Dessa forma, o operador garante lucro parcial e mantém exposição ao movimento maior, caso o ativo continue sua trajetória de alta.

Por outro lado, essa abordagem também permite transformar uma operação de swing trade em uma posição de prazo mais longo sem aumento de risco.


Estratégia para Holder na EMBR3

Apesar da possibilidade de carregamento, a entrada ideal para holder ainda não foi acionada no gráfico mensal.

Entretanto, existe um ponto relevante: entrar diretamente em níveis mais altos poderia gerar um risco elevado, chegando a cerca de 22% de stop, o que não é considerado adequado dentro da estratégia apresentada.

Nesse sentido, a expectativa é que essa entrada seja ajustada com o tempo, reduzindo o risco para uma faixa mais aceitável, entre aproximadamente 15% e 16%.


Qualidade Técnica da EMBR3

A EMBR3 apresenta um comportamento técnico considerado de alta qualidade.
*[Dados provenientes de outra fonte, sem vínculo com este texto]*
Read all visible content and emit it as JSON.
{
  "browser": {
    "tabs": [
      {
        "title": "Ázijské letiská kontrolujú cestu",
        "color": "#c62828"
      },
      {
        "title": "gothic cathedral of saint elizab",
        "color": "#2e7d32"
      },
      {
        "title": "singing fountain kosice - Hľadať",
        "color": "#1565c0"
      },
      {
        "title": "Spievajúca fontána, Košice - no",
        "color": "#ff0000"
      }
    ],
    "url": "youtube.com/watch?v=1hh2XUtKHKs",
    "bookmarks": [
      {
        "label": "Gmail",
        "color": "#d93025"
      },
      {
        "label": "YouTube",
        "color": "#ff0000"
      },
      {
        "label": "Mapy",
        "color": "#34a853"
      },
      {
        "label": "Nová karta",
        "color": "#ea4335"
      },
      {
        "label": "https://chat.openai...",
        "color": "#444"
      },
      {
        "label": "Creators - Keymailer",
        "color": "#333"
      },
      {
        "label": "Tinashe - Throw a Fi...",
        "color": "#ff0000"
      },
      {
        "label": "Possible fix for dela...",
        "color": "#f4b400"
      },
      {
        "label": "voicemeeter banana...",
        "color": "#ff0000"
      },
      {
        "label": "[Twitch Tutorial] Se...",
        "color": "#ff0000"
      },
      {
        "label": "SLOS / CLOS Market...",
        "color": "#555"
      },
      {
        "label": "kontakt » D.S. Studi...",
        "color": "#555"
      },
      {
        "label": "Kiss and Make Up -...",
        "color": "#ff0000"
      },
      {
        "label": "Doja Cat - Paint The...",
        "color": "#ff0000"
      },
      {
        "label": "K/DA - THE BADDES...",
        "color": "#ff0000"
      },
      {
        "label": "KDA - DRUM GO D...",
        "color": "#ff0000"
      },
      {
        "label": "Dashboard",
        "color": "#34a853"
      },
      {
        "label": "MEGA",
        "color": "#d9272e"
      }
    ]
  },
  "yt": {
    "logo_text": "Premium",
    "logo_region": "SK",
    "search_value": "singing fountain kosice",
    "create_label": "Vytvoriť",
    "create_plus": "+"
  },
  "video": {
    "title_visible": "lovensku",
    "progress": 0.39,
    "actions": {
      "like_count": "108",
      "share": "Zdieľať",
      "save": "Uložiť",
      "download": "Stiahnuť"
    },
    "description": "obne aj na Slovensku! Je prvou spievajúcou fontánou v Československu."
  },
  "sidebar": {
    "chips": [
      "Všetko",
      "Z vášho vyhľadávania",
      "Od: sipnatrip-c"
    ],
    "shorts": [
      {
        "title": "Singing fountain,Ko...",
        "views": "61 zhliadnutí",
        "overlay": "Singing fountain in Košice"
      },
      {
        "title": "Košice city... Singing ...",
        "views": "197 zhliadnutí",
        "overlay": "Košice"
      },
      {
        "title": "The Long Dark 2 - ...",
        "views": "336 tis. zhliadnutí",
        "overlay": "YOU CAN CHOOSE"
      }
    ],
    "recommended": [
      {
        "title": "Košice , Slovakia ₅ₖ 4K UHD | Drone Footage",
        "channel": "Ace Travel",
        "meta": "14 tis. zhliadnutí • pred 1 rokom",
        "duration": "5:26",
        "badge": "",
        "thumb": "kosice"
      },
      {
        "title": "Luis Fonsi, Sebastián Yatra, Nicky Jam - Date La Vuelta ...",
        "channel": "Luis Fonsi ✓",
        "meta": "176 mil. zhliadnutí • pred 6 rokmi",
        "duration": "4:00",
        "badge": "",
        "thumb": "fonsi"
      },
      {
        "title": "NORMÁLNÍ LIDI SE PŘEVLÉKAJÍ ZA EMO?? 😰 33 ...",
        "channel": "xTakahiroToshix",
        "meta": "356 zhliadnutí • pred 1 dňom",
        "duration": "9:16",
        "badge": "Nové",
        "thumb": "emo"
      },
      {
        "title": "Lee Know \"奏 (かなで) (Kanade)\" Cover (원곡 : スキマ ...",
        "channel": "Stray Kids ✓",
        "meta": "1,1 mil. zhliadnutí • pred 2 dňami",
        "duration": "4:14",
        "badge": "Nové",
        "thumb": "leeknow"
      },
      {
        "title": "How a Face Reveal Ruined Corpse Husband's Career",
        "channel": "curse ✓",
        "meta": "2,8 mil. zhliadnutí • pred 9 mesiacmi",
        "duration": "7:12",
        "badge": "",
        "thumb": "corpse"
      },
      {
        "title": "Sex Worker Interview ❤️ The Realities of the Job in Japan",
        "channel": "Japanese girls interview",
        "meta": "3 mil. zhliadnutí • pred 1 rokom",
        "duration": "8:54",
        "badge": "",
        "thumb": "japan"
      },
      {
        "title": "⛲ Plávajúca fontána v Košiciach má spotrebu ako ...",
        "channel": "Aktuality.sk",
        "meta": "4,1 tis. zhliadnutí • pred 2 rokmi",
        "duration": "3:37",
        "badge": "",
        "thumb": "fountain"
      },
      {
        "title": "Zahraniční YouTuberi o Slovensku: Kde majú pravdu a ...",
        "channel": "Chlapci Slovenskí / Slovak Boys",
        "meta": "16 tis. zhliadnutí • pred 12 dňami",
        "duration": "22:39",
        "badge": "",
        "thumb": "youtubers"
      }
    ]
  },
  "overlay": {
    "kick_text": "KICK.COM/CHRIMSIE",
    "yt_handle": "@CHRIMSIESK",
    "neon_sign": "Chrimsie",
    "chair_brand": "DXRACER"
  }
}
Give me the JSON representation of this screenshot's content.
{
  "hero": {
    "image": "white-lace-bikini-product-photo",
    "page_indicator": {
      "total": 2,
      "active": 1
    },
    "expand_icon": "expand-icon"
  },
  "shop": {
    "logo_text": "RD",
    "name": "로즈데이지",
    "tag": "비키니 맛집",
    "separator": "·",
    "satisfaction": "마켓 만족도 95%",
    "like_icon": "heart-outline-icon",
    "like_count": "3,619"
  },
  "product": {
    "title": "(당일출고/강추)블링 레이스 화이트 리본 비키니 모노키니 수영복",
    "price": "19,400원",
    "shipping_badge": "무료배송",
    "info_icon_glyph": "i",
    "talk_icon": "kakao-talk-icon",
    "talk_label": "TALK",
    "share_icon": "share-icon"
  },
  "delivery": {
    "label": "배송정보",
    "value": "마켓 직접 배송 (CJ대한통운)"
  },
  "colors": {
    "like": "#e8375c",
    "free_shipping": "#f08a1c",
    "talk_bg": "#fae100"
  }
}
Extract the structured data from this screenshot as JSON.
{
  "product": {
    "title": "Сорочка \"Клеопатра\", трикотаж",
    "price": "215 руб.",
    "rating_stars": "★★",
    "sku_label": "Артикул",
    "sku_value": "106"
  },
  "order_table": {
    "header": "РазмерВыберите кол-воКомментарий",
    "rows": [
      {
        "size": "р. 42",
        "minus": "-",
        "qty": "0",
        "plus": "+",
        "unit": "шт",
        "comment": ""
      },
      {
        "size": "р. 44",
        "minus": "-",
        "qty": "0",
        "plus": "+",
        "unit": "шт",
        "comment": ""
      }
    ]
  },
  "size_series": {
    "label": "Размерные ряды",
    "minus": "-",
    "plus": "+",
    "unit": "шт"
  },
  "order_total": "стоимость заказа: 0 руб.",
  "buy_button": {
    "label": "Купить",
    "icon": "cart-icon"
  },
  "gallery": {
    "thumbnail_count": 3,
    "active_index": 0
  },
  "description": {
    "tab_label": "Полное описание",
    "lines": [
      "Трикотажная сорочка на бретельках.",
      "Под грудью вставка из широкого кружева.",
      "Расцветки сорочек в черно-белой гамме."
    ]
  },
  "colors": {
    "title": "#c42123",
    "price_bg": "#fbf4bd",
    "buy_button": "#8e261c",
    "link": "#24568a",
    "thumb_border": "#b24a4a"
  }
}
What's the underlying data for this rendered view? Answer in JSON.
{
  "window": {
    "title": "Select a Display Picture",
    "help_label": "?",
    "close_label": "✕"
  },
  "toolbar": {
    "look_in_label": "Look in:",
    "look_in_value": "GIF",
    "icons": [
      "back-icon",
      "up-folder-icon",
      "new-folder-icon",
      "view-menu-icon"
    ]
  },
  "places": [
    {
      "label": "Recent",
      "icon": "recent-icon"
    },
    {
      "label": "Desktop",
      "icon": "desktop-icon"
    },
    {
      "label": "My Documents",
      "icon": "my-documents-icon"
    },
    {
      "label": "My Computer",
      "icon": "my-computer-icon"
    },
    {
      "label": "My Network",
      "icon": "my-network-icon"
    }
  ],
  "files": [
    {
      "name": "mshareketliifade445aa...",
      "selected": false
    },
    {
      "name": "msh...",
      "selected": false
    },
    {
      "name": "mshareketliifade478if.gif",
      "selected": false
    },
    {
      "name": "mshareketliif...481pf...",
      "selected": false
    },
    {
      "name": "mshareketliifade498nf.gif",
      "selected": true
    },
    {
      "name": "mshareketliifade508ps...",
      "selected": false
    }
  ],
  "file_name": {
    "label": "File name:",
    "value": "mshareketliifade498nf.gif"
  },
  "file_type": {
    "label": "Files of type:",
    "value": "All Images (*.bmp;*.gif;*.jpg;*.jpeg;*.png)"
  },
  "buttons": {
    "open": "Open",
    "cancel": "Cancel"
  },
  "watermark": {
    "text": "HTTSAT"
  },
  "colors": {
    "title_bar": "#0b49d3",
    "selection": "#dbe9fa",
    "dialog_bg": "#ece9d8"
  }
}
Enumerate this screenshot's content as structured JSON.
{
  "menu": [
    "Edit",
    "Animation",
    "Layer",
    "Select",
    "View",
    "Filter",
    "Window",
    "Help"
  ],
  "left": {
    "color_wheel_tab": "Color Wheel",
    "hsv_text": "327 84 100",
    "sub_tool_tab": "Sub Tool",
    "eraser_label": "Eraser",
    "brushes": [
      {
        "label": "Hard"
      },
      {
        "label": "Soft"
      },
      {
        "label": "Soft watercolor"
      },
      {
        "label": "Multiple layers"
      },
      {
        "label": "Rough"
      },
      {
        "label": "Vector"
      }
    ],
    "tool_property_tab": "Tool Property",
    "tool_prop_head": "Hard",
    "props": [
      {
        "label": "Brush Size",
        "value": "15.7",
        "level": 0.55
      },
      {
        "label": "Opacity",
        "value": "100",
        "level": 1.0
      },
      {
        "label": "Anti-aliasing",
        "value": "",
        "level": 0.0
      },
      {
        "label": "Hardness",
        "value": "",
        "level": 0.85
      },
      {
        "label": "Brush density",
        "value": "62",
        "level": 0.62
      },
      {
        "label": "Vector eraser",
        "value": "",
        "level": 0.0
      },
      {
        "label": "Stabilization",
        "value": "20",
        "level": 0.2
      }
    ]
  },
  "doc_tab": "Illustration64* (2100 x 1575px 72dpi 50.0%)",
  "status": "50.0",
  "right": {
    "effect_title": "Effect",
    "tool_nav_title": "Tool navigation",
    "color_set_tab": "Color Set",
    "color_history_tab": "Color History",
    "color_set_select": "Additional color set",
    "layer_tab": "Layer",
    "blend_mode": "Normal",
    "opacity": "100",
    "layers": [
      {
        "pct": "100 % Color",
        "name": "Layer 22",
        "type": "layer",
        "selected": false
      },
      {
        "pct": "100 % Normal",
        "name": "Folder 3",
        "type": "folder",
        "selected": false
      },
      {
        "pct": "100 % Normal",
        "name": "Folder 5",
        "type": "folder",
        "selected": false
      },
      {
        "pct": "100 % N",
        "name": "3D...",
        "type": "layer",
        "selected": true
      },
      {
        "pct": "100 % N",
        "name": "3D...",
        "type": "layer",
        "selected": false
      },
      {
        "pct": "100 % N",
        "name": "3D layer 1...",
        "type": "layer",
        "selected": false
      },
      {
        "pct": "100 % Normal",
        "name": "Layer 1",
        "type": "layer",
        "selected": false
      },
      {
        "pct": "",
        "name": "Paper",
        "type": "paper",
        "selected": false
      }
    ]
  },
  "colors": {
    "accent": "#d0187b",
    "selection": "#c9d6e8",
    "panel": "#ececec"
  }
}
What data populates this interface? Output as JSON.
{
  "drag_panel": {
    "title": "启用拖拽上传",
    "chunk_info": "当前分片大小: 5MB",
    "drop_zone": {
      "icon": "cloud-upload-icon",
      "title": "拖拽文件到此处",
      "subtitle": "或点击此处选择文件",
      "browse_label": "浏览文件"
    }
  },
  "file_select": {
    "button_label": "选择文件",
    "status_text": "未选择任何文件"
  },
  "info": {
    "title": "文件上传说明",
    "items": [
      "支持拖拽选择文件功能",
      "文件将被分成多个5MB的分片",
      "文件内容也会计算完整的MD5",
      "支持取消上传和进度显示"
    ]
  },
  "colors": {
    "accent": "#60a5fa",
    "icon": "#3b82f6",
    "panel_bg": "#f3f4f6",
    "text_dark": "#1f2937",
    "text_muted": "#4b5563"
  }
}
O ativo:

  • Respeita médias móveis com consistência
  • Apresenta padrões recorrentes de continuação
  • Entrega movimentos compatíveis com gestão de risco saudável

Além disso, o histórico recente mostra múltiplas operações com relação risco-retorno favorável e resultados positivos.


Conclusão Estratégica sobre EMBR3

A EMBR3 segue em tendência de alta, mesmo após a correção recente. No entanto, o melhor cenário no momento está no swing trade, com uma entrada mais ajustada e risco controlado.

Por fim, enquanto a entrada para holder ainda não foi confirmada, a estratégia de operar no semanal e carregar parcialmente a posição pode ser uma alternativa eficiente para participar de um eventual movimento maior.